Part of it was neither the getting or being lost, but the archival nature of the internet. This is a thread from 1991, which somehow still exists on the internet. Imagine all the stories, the catalogs of life as it is, that could be available for an unprecedented period of time. I'd like to think I came across a rather interesting small section of the internet with that find.

The getting and being lost is, of course, interesting. And terrifying. It's mostly terrifying, really. People regularly die because they have got lost, or ventured off into the wilderness without the proper skills to get around. As I progress to more and more difficult or lengthy trips, being as safe as possible starts to become more of a priority. Reading how people get into and (hopefully) get out of these situations is an interesting read into their physical, but more importantly, mental condition.

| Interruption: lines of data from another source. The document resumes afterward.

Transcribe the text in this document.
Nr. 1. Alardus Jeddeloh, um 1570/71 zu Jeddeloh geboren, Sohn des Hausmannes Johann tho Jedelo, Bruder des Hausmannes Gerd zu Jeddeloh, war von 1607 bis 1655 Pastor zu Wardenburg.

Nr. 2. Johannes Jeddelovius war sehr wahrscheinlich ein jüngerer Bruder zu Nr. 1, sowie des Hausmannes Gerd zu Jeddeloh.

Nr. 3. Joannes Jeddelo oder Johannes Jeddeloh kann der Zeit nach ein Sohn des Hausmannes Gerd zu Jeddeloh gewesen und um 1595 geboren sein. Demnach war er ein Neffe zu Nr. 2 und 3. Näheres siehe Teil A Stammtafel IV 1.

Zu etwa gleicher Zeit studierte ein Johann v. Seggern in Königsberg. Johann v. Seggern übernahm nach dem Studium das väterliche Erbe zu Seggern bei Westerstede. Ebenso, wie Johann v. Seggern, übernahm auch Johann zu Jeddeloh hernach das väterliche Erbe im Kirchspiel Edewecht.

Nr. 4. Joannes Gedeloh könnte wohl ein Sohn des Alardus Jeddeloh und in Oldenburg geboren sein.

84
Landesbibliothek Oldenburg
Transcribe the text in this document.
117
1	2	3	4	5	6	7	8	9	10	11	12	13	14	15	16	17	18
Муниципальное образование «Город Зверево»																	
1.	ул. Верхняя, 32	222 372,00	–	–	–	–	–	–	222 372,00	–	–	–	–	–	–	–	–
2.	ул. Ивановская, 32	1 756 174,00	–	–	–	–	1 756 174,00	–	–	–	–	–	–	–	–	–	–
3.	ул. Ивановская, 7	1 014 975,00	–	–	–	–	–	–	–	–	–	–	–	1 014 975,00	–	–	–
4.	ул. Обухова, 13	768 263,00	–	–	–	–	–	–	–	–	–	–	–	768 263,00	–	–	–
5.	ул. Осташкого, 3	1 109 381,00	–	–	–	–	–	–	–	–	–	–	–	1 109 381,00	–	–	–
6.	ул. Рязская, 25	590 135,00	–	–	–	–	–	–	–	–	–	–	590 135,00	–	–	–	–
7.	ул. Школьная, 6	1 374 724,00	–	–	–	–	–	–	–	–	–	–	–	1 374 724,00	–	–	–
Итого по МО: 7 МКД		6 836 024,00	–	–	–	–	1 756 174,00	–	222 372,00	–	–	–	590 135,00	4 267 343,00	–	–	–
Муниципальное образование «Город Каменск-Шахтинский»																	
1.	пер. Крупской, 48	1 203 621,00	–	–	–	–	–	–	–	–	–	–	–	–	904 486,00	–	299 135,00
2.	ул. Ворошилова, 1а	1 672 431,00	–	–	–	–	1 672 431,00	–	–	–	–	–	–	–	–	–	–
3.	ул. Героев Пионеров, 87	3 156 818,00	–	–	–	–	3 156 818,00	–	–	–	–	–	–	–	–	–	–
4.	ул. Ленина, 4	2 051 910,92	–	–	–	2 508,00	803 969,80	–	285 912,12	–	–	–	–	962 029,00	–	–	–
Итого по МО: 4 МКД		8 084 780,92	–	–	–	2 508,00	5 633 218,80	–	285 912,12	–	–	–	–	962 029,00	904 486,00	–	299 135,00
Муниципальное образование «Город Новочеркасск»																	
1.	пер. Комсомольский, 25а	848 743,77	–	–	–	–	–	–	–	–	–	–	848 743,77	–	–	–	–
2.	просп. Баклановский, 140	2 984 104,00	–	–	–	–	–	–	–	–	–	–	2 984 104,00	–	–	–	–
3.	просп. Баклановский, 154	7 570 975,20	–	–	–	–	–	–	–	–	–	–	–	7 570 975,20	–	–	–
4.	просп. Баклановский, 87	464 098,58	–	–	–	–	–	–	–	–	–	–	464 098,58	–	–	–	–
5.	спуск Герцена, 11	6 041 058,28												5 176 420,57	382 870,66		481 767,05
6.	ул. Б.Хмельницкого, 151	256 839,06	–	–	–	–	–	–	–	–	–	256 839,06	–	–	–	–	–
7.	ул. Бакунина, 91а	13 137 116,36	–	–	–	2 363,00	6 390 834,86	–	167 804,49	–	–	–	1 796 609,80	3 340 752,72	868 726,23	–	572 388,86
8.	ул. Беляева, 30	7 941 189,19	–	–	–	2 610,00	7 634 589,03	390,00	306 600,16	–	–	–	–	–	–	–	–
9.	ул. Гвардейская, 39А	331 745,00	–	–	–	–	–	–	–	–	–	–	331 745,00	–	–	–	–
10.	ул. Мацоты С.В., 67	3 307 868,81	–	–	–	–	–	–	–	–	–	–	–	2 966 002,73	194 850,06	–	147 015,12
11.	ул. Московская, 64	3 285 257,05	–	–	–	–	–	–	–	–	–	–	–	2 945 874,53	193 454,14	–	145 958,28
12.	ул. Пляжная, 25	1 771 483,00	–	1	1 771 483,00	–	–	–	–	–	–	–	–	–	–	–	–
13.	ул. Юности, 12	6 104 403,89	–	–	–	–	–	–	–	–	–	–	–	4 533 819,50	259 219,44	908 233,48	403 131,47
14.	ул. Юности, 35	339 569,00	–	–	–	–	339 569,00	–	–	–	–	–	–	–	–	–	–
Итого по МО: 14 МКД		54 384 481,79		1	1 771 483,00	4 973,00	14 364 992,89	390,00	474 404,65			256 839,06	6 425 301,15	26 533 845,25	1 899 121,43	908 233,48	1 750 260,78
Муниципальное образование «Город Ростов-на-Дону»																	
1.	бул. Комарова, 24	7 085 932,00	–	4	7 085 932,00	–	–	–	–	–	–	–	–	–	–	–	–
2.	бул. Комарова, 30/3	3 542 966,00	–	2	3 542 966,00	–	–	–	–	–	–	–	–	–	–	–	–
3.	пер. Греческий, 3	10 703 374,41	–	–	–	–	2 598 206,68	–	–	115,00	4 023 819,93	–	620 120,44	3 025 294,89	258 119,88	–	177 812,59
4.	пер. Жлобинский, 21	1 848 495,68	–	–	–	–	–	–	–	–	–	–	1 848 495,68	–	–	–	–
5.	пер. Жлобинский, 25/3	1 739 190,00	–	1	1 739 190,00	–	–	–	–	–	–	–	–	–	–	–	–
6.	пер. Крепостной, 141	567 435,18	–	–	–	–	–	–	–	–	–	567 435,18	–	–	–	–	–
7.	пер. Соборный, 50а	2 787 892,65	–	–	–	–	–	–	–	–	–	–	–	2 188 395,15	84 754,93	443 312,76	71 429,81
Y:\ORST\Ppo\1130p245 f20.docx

Every trip has a goal of being a round-trip.





lil  ·  2478 days ago  ·  link  ·  

    Every trip has a goal of being a round-trip.

I suppose. Even so:

    All journeys have secret destinations of which the traveller is unaware. - Martin Buber

But in the end:

    We shall not cease from exploration, and the end of all our exploring will be to arrive where we started and know the place for the first time. - T. S. Eliot

1991 is pretty old in internet time. My first freenet account was in 1995. It was so amazing - and so slow. We waited and waited for our dial-up connections to bring back data. But it still was faster than going to a library and finding an encyclopedia. :-)

ButterflyEffect  ·  2477 days ago  ·  link  ·  

That's a beautiful quote from T. S. Eliot, is that an excerpt from a larger work?

lil  ·  2477 days ago  ·  link  ·  

TS Elliot wrote a poetry book called " The Four Quartets." All the poems seem to deal with time. The quote is from "Little Gidding," one of the four long poems in that book.

However, I first saw the quote as an epigraph in "The Magus' by John Fowles.